There are now two important policy drivers for action research on exempt accommodation. These policy changes are stimulating interest from statutory authorities, referral agencies and landlords:
1. The Homelessness Reduction Act 2017
This Act was implemented on April 3rd 2018, three weeks before fieldwork for the Phase One project began. This Act is the biggest change to the rights of homeless people for over fifteen years and for the first time bolsters and enhances statutory duties towards those who would previously have been deemed ‘non priority’ or ‘single homeless’ and provided with minimal to no advice and support. The Act introduces a ‘duty to prevent’ homelessness and a ‘duty to relieve’ homelessness and places an emphasis on prevention, joint working and more person-centred or client-focussed casework.
From October 2018, the Act will introduce a ‘duty to refer’, placing a duty on a range of statutory agencies to refer, with consent, those identified as at risk of homelessness within 56 days to the local authority of that individual’s choice. This will significantly increase the already high demand from multiplicity of agencies to secure access to private rented sector accommodation in the city for their clients.
Carrying out the project at an early stage of implementation for such a significant piece of legislation has provided a fascinating and timely dimension to the fieldwork, allowing for the incorporation of a wide range of reactions, considerations and views towards emerging policy and practice change brought about by the Act. Although it is too early during the Act’s implementation to establish an evidence base of impact, it is likely that reformed ways of working and engagement will impact upon referral processes, local authority engagement with the ‘exempt’ sub-sector, stakeholder responses to ‘single homeless’ client groups and the role of supported, exempt HMOs within an individual’s housing ‘plan’ or ‘pathway
Brill, C. (2017, April 27). Homelessness Reduction Act receives Royal Assent
2. Consultation Paper and Response on Funding Supported Housing
In August 2018 the Government announces the proposed development of a ‘robust oversight regime’ for supported housing together with a full review of how housing and support currently fit together. The latter is being led by the Ministry of Housing Communities and Local Government following a series of consultations between 2016 and 2018 on the future funding of supported housing.

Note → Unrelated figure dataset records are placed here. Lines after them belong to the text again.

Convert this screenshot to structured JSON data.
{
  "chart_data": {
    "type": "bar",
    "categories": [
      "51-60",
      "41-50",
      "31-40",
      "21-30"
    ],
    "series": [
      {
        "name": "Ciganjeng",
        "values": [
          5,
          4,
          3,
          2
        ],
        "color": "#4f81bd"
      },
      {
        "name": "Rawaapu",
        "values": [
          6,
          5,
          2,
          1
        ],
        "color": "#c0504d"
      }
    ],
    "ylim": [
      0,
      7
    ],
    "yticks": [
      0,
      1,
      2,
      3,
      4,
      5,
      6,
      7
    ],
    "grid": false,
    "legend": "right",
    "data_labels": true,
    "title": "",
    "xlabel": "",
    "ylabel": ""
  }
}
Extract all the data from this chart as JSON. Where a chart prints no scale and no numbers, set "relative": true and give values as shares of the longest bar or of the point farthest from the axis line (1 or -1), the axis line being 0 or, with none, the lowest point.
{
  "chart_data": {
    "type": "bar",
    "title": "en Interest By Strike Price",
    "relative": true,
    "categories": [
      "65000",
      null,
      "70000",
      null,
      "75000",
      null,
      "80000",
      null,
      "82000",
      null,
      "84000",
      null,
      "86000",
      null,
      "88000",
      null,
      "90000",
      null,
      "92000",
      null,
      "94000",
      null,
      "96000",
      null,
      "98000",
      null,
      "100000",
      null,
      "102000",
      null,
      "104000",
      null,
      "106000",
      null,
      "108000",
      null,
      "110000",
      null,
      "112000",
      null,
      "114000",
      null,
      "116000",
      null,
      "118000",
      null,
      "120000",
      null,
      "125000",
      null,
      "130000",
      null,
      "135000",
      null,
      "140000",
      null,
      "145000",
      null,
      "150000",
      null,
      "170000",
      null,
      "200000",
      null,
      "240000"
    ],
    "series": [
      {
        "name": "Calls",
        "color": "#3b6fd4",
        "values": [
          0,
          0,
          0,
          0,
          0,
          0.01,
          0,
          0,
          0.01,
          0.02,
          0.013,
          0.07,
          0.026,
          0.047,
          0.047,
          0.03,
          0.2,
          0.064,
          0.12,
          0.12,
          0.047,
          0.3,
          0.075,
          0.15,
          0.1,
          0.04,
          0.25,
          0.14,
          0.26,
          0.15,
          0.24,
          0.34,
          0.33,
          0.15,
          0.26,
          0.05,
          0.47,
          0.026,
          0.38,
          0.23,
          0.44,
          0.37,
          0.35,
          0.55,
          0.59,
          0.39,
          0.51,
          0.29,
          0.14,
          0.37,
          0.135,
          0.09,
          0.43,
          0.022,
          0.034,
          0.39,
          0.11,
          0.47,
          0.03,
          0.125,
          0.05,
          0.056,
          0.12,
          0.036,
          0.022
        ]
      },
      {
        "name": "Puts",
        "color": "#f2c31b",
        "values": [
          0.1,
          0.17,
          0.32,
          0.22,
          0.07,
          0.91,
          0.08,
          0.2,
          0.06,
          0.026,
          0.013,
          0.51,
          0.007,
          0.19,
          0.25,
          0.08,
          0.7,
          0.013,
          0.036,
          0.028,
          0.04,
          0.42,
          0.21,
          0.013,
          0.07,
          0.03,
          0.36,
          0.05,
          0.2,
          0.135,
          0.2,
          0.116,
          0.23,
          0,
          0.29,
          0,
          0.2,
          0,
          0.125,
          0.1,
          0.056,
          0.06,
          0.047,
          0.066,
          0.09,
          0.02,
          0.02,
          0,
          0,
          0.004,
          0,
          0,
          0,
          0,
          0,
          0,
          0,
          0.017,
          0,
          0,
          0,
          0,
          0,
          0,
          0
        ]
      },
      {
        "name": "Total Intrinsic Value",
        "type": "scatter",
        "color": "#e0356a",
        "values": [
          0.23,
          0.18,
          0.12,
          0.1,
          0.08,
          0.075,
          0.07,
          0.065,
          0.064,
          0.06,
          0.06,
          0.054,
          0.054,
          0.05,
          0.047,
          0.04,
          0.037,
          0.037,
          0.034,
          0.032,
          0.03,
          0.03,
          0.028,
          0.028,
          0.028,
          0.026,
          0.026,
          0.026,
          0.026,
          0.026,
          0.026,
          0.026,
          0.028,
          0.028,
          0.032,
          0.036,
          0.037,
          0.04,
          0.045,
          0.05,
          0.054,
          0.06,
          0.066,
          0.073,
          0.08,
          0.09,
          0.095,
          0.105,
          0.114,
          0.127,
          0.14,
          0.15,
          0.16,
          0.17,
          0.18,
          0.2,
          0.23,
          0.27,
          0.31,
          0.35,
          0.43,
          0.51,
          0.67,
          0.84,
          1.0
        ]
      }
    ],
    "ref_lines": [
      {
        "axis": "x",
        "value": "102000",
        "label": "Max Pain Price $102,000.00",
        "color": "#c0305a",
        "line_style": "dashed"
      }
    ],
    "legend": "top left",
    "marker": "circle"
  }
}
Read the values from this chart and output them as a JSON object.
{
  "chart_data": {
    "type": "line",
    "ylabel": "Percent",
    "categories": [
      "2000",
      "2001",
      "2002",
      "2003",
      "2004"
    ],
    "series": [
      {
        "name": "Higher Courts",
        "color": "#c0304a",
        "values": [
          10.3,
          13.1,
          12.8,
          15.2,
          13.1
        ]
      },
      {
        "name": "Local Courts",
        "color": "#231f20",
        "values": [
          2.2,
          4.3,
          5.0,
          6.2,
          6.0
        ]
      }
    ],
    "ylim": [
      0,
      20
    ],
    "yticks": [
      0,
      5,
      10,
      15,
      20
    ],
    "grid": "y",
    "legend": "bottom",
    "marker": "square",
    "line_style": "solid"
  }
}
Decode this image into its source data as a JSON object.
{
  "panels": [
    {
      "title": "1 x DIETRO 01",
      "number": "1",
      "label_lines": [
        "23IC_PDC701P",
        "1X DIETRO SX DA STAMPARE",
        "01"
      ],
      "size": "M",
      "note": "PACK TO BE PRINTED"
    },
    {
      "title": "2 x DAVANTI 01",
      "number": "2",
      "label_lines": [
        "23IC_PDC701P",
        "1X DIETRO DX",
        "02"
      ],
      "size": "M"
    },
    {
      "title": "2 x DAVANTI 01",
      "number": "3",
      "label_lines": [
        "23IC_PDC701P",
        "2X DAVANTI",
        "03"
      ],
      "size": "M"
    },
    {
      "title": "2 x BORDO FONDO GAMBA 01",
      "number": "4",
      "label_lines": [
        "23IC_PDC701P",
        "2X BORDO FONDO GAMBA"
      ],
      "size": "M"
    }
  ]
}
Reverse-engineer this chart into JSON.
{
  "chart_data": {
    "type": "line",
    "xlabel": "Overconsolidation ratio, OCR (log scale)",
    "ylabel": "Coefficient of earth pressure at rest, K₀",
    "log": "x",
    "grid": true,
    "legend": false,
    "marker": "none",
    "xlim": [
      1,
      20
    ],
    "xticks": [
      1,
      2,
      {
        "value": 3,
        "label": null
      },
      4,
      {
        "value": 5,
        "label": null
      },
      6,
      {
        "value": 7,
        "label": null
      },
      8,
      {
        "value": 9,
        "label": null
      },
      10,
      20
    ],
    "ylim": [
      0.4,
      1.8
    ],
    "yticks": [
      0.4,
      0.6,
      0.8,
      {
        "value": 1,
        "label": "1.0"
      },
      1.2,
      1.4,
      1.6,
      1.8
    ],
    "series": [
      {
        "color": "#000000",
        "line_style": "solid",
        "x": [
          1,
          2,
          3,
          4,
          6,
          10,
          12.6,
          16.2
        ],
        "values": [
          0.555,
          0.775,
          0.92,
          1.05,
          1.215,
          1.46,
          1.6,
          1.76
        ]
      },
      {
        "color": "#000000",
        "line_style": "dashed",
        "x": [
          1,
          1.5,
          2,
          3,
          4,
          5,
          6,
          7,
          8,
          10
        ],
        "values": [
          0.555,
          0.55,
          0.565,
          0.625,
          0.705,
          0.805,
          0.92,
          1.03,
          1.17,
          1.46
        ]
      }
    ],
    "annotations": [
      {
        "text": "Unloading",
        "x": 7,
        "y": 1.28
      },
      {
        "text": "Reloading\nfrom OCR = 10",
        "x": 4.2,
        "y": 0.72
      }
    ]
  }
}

Funding Supported Housing: Policy Statement and Consultation (PDF)
2018 Policy Response
Proposed Funding changes to supported housing from 2020
NB: During the fieldwork for Phase One, the proposals outlined below were expected to be implemented by 2020. However, on August 9th, 2018 the government announced a reversal of their proposals, stating that funding for all supported housing would remain within the existing benefits system.
The original proposed changes would have had a significant impact on the ‘exempt’ sub-sector in Birmingham. Before August 2018 it had been expected that the funding for all accommodation providing a level of care, support and supervision, and classed as ‘short term’, would be removed from the Housing Benefit system, with the relevant budgets devolved by the Department of Work and Pensions to local authorities to administer based on a much more comprehensive needs assessment than has operated hitherto. This policy change would have had a wide-ranging impact on the ‘exempt’ accommodation sub-sector in Birmingham, bringing what is currently a largely disjointed, hidden and relatively unregulated sector under the purview of the local authority. Such a significant potential policy change meant that the current and proposed research and good practice work around this sub-sector would have direct relevance for the new funding regime expected by April 2020.
The policy reversal in August 2018 does not lessen any of the underlying concerns about the sector but does change the potential mechanisms for reform. Our work to date has allowed for the incorporation of the thoughts, considerations and hopes of a large range of stakeholders. Later stages of the project will build on the stakeholder perspectives currently being analysed (which include resident and landlord perspectives) and will aim to provide a direct voice for residents in monitoring and improvement of support and property management standards and a collaborative vehicle for peer improvement by landlords alongside the anticipated improved arrangements for commissioning and regulation of the sector.